Former Common Barn, Moneymore

An ambitious stone-built barn erected between 1840 and 1843 by the Drapers' Company and designed by William John Booth. This is a severe example of early Victorian architecture, now significantly overgrown to the rear and compromised by haphazard additions.

The building is a five-bay, two-storey structure with coursed whitestone walls, sandstone quoins, and sandstone trim to windows and doors. It is roofed with natural slate in a pitched gabled form with half-round metal guttering. The north elevation, which fronts onto Springhill Road, displays five bays of segmented-headed, shallow recessed windows divided by broad piers. Each recess contains a two-light segmented-headed window at ground and first floor levels, though some are now boarded up.

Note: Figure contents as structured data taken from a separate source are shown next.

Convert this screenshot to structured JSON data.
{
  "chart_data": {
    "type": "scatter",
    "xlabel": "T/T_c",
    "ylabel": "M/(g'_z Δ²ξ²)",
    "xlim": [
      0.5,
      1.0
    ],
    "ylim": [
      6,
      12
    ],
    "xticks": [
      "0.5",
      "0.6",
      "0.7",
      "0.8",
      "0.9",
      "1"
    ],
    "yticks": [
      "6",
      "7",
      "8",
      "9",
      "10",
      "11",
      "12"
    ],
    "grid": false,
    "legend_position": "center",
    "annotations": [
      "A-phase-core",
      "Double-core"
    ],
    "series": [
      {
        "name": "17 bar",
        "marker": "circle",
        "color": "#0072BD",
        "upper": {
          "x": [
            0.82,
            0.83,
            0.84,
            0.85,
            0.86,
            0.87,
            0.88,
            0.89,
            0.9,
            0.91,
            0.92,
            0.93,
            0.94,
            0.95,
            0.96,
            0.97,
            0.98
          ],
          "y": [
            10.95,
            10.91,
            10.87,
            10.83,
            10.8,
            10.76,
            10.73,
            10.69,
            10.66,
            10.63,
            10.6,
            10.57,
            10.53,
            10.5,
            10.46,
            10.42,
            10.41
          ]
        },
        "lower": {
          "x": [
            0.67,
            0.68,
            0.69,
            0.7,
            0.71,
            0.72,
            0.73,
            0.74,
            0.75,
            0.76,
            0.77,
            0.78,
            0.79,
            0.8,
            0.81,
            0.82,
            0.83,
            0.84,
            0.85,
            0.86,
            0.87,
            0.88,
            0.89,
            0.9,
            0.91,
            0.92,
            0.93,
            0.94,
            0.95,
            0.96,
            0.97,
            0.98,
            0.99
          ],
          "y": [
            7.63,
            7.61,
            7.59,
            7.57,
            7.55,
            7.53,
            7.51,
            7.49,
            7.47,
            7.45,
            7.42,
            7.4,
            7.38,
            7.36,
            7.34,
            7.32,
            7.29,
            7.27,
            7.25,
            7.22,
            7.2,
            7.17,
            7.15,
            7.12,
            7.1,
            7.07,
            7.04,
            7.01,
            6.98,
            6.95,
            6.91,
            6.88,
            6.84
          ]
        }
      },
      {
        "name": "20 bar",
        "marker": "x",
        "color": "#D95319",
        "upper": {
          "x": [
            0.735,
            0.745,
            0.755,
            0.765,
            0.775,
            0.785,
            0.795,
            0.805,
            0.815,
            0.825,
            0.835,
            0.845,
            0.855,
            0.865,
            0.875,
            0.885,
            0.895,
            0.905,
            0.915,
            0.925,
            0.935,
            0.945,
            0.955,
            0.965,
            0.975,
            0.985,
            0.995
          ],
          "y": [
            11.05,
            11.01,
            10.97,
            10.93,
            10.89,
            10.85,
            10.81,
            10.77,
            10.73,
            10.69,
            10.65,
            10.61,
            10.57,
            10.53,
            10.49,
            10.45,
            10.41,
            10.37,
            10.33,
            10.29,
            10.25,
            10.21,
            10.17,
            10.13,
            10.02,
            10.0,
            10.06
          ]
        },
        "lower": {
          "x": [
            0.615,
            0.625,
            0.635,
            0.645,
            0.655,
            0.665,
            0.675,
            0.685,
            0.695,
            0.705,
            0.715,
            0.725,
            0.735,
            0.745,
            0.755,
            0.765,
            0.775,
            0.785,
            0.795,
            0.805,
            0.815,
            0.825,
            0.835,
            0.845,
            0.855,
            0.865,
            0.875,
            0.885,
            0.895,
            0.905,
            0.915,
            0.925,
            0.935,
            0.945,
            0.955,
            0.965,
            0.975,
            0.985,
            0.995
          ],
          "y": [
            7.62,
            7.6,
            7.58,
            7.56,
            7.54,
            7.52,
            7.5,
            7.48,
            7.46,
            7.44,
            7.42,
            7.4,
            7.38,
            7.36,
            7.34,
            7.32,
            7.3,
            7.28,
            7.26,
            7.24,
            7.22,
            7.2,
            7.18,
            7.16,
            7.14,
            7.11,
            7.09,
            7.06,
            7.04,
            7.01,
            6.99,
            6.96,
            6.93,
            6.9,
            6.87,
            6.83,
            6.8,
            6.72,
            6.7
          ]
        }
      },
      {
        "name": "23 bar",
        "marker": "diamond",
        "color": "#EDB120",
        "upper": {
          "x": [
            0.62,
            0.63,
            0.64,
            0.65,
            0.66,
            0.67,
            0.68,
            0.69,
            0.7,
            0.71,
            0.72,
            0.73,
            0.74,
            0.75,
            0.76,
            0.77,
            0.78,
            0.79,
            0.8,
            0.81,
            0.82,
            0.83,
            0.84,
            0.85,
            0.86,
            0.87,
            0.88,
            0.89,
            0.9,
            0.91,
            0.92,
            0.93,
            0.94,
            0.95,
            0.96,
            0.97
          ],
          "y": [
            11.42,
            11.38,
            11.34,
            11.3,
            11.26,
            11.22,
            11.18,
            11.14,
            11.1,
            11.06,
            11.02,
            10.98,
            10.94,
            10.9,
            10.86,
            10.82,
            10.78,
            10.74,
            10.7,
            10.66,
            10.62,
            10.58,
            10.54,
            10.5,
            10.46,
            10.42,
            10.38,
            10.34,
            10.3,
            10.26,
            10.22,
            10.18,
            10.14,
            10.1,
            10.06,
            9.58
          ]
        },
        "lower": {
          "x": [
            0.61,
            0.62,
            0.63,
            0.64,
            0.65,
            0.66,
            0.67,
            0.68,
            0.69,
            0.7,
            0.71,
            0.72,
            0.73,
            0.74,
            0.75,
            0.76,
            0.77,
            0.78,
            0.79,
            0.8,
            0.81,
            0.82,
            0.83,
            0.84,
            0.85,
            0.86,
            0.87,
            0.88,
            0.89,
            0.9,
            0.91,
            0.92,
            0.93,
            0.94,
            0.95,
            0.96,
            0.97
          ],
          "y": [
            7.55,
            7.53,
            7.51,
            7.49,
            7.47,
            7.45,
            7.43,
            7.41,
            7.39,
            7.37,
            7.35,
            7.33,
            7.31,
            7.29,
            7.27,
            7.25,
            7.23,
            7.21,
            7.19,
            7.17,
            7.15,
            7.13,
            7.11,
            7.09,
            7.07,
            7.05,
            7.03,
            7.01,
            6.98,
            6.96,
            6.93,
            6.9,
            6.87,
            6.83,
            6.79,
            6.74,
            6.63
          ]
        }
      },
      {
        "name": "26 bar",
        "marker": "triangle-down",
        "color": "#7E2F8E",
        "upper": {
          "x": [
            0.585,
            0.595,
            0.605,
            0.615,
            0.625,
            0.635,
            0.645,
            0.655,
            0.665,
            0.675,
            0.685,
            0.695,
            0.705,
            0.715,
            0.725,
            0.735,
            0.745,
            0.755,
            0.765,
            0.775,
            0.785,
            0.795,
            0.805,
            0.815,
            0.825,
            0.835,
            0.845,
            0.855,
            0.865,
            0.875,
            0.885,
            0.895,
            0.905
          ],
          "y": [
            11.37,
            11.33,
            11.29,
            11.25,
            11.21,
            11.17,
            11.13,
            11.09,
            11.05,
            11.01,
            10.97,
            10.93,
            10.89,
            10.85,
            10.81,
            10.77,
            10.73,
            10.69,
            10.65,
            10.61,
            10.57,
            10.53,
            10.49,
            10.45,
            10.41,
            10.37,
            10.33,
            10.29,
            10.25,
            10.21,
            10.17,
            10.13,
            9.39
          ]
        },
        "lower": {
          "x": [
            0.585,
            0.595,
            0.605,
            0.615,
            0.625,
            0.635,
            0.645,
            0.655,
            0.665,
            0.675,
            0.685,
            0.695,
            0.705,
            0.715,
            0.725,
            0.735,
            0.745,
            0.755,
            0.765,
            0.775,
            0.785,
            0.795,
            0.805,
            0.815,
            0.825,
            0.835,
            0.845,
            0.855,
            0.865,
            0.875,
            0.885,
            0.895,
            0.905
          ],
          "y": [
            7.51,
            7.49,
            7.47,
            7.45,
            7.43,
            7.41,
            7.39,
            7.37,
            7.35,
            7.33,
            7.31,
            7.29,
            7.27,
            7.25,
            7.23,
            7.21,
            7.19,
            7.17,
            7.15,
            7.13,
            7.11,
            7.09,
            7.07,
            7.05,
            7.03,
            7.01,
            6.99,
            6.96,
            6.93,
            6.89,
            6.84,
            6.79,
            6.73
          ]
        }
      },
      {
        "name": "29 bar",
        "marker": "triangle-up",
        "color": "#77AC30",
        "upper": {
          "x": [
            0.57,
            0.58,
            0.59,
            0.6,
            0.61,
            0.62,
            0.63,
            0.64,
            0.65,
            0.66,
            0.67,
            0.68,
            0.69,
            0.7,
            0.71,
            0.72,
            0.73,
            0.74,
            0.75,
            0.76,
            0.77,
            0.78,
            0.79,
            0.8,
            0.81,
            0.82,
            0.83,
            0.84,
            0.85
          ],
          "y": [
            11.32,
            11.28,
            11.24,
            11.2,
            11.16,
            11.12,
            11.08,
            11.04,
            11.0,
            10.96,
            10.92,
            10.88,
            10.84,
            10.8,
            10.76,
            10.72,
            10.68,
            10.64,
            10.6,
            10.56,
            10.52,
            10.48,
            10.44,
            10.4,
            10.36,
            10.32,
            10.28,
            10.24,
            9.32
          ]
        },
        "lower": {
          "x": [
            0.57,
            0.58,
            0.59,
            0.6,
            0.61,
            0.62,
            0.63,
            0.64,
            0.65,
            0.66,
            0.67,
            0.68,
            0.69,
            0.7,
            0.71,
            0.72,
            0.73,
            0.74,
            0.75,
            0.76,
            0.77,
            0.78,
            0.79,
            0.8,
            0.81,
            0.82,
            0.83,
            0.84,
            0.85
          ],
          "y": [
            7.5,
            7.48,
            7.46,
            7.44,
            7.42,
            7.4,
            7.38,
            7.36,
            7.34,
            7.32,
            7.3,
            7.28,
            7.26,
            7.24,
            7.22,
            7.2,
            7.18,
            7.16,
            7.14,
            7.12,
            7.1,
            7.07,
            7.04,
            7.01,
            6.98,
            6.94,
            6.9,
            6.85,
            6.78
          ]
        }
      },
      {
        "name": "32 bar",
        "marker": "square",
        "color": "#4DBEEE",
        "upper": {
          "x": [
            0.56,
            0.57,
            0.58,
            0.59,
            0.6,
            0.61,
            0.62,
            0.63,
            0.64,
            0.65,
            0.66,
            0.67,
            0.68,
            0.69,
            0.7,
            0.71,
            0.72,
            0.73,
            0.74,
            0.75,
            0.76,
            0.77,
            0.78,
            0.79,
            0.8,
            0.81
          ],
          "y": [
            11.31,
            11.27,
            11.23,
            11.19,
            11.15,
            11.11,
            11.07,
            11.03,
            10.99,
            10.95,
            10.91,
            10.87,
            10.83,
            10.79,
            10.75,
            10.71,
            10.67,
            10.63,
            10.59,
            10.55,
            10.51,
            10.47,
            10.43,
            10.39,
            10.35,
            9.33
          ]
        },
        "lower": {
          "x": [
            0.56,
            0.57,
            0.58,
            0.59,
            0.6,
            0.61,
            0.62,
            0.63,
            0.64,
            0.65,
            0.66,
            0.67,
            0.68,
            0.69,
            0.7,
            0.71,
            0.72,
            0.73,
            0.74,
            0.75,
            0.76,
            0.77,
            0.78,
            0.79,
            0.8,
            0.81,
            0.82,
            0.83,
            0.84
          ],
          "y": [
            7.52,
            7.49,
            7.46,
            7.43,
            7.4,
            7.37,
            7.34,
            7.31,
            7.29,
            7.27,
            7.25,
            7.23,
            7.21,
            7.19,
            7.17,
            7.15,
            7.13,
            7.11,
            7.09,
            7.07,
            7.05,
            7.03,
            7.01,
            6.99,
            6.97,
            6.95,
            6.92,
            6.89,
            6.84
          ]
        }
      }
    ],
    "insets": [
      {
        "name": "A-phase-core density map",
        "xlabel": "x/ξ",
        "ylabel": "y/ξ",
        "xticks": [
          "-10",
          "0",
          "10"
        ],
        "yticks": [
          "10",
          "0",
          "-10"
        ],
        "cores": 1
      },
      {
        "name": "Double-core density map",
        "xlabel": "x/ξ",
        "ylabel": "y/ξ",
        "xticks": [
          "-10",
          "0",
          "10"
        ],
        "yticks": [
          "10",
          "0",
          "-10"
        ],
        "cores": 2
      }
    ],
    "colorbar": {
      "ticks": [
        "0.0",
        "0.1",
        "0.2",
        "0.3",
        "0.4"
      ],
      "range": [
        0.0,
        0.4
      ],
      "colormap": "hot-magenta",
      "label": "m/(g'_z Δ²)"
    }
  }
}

The central bay features a large door opening with a sliding wood door.

The west gable contains a Perron-type external stairway with flights ascending to a first-floor landing. Above the landing sits a flat-roofed canopy supported on a pair of sandstone ashlar piers rising from ground level. The stair flights have solid balustrades with a round stone handrail and vertically tooled infill panels; the balustrade returns outwards at the bottom, and the space beneath the flights is infilled with ashlar sandstone. Above the canopy is a round-headed opening with a plain band. The gable wall is built of coursed white limestone with sandstone quoins and timber barge boards with generous overhang. The space under the landing has been boarded up. Steps are in sandstone, and a single-panel door provides access to the first floor. A bellcote may originally have surmounted the west gable. The east side is heavily overgrown with ivy and is assumed to mirror the west side, except that the central bay has a two-storey concrete-block toilet addition. The south gable, built of coursed white limestone, has a single-storey flat-roofed concrete-block shed added in line.

The building occupies a generous, unkempt site on Springhill Road just within the Moneymore Conservation Area boundary. In the northeast corner of the site stands a derelict cottage, four bays long and contemporary with the barn, originally built for a storekeeper. It features a sheeted timber door in the second bay and three boarded-up segmented-headed windows. The cottage walls are built of coursed white limestone with red brick trim to windows and painted stone. The roof is natural slate with two asymmetrically placed chimney stacks not sited on the gables; the gables are stone-faced and windowless. To the rear is a narrow enclosed yard with ruinous stores opposite the cottage. The building yard is heavily overgrown with vegetation.

The Drapers' Company commissioned this building to provide a common barn for Moneymore where grain could be threshed. Booth prepared drawings in 1840, and the building was completed in 1843 by builder D. Magee. There is little recorded evidence of how the building was historically used. Currently, the ground floor operates as a repair garage, though not consistently open, while the upper floor is used as an indoor bowling alley. The minimal outward signs of activity suggest current site usage is minimal.

The building is of industrial archaeological interest and represents a rare survival of a purpose-built grain barn from this period in the region.